= Mainul Haque =

Indian politician (1963–2025)

Mainul Haque (1963 – 2 November 2025) was an Indian politician from West Bengal. He was a five-time consecutive member of the West Bengal Legislative Assembly from Farakka Assembly constituency in Murshidabad district. He won the 2016 West Bengal Legislative Assembly election representing the Indian National Congress.

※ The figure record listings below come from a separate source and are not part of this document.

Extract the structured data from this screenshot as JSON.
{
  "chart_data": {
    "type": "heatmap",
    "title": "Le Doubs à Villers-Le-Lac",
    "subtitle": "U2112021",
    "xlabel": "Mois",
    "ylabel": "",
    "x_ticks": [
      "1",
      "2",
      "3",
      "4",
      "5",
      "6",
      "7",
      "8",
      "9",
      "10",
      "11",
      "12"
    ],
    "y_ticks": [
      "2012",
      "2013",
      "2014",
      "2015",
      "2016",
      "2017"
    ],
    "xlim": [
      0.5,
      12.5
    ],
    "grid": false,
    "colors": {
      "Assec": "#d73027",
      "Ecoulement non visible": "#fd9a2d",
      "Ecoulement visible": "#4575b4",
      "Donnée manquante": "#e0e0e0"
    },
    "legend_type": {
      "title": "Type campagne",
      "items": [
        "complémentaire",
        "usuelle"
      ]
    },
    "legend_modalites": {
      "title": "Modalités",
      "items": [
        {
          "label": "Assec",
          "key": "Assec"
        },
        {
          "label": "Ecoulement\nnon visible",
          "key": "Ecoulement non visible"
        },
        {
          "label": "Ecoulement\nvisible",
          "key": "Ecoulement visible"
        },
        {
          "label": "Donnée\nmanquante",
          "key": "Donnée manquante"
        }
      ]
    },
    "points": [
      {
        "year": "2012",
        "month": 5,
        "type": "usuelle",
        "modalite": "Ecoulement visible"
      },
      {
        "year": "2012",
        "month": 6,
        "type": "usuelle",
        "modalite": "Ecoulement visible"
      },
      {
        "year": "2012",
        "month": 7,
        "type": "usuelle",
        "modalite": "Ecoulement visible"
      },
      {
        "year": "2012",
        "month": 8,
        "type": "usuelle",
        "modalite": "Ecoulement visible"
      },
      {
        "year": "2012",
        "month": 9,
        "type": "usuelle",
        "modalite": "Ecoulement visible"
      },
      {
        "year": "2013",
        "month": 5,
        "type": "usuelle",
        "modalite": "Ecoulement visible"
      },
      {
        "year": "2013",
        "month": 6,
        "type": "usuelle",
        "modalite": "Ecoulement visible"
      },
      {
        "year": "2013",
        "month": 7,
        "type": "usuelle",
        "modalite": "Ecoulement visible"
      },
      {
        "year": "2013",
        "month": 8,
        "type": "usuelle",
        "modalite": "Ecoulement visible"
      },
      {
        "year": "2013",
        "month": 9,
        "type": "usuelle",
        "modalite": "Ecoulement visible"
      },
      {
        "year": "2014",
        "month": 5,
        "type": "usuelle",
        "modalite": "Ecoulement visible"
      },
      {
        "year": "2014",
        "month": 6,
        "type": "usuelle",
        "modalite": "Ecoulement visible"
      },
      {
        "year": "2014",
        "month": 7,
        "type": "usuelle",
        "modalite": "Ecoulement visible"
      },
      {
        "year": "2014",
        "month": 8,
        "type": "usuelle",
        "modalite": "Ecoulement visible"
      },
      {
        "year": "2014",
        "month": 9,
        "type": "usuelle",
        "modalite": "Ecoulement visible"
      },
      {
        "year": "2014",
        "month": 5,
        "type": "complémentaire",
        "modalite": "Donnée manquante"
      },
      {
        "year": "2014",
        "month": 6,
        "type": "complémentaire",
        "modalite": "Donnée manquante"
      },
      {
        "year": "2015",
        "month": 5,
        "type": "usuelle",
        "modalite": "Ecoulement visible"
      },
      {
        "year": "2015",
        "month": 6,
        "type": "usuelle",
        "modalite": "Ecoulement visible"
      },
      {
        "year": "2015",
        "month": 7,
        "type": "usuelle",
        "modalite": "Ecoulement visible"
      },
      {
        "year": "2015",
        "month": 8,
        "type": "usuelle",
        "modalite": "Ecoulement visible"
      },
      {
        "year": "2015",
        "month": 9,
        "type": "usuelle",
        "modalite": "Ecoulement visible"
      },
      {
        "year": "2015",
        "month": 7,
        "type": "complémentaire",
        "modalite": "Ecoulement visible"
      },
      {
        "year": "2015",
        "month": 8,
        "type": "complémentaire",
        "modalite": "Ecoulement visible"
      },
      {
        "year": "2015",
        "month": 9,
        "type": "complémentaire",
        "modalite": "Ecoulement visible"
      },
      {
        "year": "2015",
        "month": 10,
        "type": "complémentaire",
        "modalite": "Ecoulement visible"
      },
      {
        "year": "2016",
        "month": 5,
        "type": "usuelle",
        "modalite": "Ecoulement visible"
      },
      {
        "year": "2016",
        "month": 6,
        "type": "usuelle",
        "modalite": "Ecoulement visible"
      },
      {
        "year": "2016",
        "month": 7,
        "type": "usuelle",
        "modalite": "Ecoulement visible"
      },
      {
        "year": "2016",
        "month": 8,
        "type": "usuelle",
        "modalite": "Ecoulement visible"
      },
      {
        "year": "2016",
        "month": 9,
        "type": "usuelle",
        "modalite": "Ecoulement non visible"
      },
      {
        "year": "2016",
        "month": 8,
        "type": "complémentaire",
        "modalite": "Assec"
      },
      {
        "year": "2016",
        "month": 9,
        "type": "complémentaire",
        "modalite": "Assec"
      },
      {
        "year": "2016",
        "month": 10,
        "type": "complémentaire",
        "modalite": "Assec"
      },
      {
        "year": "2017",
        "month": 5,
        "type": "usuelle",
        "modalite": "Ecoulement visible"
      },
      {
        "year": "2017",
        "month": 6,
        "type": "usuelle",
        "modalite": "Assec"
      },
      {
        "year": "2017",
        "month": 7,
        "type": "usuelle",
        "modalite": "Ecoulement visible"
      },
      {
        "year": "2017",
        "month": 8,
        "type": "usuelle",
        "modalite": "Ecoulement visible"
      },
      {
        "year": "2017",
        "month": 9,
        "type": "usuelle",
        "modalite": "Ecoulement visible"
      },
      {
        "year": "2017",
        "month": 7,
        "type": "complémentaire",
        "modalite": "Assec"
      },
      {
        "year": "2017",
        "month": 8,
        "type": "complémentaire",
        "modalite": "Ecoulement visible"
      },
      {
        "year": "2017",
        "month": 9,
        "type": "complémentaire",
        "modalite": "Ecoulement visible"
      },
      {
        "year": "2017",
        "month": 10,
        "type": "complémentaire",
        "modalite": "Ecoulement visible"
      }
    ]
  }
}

== Early life and education ==
Haque was born in 1963, and came from Farakka, Murshidabad district, West Bengal. He was the son of the late Saiyab Sheikh. He studied Class 10 at Tildanga High School and passed the Madhyamak examinations in 1979. He did farming and his wife runs her own business.

== Career ==
Haque won from the Farakka Assembly constituency representing the Indian National Congress in the 2016 West Bengal Legislative Assembly election. He polled 83,314 votes and defeated his nearest rival, Md. Mustafa of the All India Trinamool Congress, by a margin of 28,167 votes. He first became an MLA winning the 1996 West Bengal Legislative Assembly election, defeating Abul Hasnat Khan of the Communist Party of India (Marxist). He won the 2001 West Bengal Legislative Assembly election to retain the seat for the Congress Party defeating, Mir Tarekul Islam, also of CPI (M). He became an MLA for the third time winning the 2006 West Bengal Legislative Assembly election defeating Abdus Salam, also of CPI (M). In 2011 West Bengal Legislative Assembly election, he once again defeated Abdus Salam. Thus from 1996 onward, he won five consecutive elections till 2016 and his winning streak came to an end in the 2021 Assembly election, which he lost to Manirul Islam of the All India Trinamool Congress.

== Death ==
Haque died from a cardiac arrest on 2 November 2025, at the age of 62.